Question 16 from the first paper of 2007 was the only ever question in the recent CICM history which asked about magnesium disturbance. The candidates were invited to "write a short note on hypomagnesemia". No short notes on hypermagnesemia were ever asked about, which is unfortunate (because magnesium overdose is much more interesting). Because of how interesting it is, it has been granted an excess of attention by the author, and certainly more than would be expected for a topic which has never appeared in the CICM fellowship exam.

As far as literature goes, there is not much out there. Oh's Manual dedicates a paragraph each to both high and low magnesium levels, with a Blue Box (93.7, p. 957) describing the causes of hypomagnesemia. For hypermagnesemia, there is even less material, and most of it from the 1960s and 1970s when people routinely overdosed on magnesium-based "cathartics" (apparently this still happens, but is no longer as common). The best single reference one can be pointed to is the UpToDate article on the causes of hypermagnesemia, by Yu et al. Another excellent resource is the 2003 article by Swaminanthan.

Causes of Hypermagnesemia

Increased intake

  • Magnesium infusion
  • Massive oral ingestion
  • Unregulated absorption (eg. with peptic ulcer)
  • Milk-alkali syndrome

Compartment shift or leak

  • Tumour lysis syndrome
  • Rhabdomyolysis
  • Acidosis (shift out of cells)

Decreased loss

  • Renal failure
  • Primary hyperparathyroidism (reabsorption in the tubule)
  • Lithium therapy
  • Hypoadrenalism
  • Familial hypocalciuric hypercalcemia

Exogenous sources of magnesium have historically included antacids, laxatives and enemas. Rectal absorption must be pretty good, because people have overdosed near-fatally in this way (particularly if the mucosa is broken, eg. in the context of ulcerative colitis). Similarly, the normally well-regulated gastrointestinal uptake mechanisms can be overwhelmed by massive concentration (eg. in the context of intentional overdose of magnesium supplements) or  bypassed altogether (as in the presence of gastric ulcers).

Clinical Features of Hypermagnesemia,
According to Serum Levels

Serum magnesium level Physiological effects
1.8-2.0 mmol/L Antiarrhythmic effects
Inhibition of parathyroid hormone secretion
Hypocalcemia
Ileus
2.0-4.0mmol/L Hyporeflexia
Muscle weakness
Nausea
Flushing
Headache
Lethargy, somonolence
4.0-6.0mmol/L Respiratory failure
Hypotension
Bradycardia
Decreased level of consciousness
Bladder paralysis
6.0-10.0mmol/L Apnoea
"Pseudocoma" ... or actual coma
Parasympathetic blockade
Complete heart block
Cardiac arrest (asystole)
Over 10mmol/L Limits of the survivable
 

This list of clinical features was constructed using the UpToDate article and the 2003 Swaminathan paper. Highest ever reported magnesium levels are apparently 18 mmol/L in a 33 week premature infant, and 13.4 mmol/L in a 78 year old woman who swallowed water from the Dead Sea. Apparently, the Dead Sea is an amazing source of magnesium, and swallowing even a small amount of water there is an effective way of becoming a magnesium-enriched corpse. In a case series by Oren et al (1987), the three patients were rescued from death only by the accompanying hypercalcemia and a rapid transition to dialysis.

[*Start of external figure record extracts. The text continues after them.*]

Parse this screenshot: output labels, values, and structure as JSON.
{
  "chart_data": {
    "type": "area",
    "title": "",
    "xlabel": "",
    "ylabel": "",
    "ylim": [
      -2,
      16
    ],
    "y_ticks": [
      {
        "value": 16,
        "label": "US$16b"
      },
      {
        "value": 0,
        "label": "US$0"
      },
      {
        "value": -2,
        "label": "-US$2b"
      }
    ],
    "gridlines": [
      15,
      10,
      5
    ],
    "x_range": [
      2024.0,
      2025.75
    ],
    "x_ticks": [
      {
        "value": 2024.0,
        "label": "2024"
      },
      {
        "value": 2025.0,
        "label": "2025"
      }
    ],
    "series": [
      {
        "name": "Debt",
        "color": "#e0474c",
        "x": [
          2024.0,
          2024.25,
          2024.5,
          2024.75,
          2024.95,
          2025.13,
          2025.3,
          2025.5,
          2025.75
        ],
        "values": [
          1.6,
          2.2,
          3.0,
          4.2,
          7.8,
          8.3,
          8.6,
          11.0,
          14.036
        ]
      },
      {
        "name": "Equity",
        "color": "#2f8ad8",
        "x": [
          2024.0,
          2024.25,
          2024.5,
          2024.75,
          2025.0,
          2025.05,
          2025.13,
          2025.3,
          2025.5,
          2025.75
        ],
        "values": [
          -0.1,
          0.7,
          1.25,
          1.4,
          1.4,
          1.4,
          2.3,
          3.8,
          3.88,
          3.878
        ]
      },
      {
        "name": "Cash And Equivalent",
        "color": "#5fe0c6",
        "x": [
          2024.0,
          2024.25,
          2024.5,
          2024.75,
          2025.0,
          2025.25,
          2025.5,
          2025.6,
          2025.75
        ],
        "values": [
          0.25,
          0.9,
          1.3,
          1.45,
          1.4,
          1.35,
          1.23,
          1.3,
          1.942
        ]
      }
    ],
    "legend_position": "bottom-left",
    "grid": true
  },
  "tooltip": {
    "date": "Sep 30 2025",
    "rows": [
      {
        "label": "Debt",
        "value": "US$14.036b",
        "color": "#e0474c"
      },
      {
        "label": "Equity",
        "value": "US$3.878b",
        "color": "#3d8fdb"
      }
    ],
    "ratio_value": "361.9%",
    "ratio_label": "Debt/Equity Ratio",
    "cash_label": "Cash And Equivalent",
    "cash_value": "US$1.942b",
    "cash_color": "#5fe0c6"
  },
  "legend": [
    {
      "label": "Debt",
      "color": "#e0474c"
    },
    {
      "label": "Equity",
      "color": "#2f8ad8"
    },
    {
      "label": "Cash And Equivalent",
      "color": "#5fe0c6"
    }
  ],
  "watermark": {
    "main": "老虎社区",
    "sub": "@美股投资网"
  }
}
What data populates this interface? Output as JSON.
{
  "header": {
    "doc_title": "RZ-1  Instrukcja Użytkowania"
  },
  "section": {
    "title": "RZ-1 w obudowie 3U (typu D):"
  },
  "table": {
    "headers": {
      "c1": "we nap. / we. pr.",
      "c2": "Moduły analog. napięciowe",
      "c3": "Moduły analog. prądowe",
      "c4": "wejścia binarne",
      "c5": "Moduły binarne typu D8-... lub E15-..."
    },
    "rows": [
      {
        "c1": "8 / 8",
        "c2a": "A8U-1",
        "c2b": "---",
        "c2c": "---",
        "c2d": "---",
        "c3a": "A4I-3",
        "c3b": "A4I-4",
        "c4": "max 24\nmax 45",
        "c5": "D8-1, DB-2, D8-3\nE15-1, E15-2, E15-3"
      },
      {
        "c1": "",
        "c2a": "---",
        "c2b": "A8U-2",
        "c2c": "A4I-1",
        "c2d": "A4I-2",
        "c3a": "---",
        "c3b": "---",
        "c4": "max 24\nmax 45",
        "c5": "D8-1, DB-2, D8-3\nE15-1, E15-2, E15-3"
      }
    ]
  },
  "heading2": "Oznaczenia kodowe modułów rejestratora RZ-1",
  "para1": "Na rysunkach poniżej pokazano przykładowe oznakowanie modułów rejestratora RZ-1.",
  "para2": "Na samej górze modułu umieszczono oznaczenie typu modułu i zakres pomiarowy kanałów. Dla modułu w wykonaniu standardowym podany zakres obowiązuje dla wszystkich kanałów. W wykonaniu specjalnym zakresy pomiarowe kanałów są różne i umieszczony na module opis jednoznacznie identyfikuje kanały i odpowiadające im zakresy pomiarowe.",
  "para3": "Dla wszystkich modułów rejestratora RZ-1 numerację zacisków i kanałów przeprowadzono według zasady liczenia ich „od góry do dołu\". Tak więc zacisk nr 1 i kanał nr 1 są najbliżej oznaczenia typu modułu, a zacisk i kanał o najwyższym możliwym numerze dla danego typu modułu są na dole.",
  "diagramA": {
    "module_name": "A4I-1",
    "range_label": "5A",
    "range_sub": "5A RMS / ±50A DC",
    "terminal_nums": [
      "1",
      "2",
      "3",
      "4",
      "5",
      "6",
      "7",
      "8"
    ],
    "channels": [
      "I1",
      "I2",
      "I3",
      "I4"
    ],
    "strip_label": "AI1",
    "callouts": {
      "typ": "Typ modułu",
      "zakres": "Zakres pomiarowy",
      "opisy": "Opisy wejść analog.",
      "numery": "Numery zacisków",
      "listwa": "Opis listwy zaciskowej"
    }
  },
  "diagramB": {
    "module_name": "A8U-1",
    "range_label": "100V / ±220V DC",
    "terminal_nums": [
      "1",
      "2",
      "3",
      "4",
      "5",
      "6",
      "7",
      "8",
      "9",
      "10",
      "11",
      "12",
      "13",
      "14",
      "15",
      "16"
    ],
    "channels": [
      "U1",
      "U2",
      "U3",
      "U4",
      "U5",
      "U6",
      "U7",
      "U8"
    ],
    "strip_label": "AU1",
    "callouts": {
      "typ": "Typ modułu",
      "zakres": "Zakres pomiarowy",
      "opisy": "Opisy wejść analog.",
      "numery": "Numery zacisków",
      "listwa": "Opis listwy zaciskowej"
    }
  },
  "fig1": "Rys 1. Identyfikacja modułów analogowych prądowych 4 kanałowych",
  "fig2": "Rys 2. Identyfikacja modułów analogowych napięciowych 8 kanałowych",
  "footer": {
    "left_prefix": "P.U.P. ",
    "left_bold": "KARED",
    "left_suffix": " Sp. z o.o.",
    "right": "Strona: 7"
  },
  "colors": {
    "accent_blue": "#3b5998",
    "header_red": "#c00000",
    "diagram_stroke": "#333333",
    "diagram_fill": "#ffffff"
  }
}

Management of a dangerously high serum magnesium

This not being a commonplace thing, ion exchange resins have not been developed, though potentially any cation exchange resin should  be able to extract magnesium. In response to mildly elevated magnesium in the setting of normal renal function, one merely has to wait a while, and the concentration will normalise (the system is rapidly self-correcting). As an example, here is a 24-hour trend in serum magnesium of a peripartum patient who was accidentally infused with 150mmol of the pre-mixed solution:

rate of magnesium clearance in a patient with normal renal function

As is plainly seen, renal clearance is so rapid that the concentration falls rapidly even from extremely toxic levels. However, in renal failure patients this is not going to happen, and alternative measures must be taken.

  • IV calcium as an antagonist to the ill effects of magnesium
  • Insulin and glucose to promote magnesium entry into cells
  • Haemodialysis

References

Kutsal, Ebru, et al. "Severe hypermagnesemia as a result of excessive cathartic ingestion in a child without renal failure." Pediatric emergency care 23.8 (2007): 570-572.

Chakraborti, Sajal, et al. "Protective role of magnesium in cardiovascular diseases: a review." Molecular and cellular biochemistry 238.1-2 (2002): 163-179.

Swaminathan, R. "Magnesium metabolism and its disorders." The Clinical Biochemist Reviews 24.2 (2003): 47.

Oren, S., et al. "Extreme hypermagnesemia due to ingestion of Dead Sea water." Nephron 47.3 (1987): 199-201.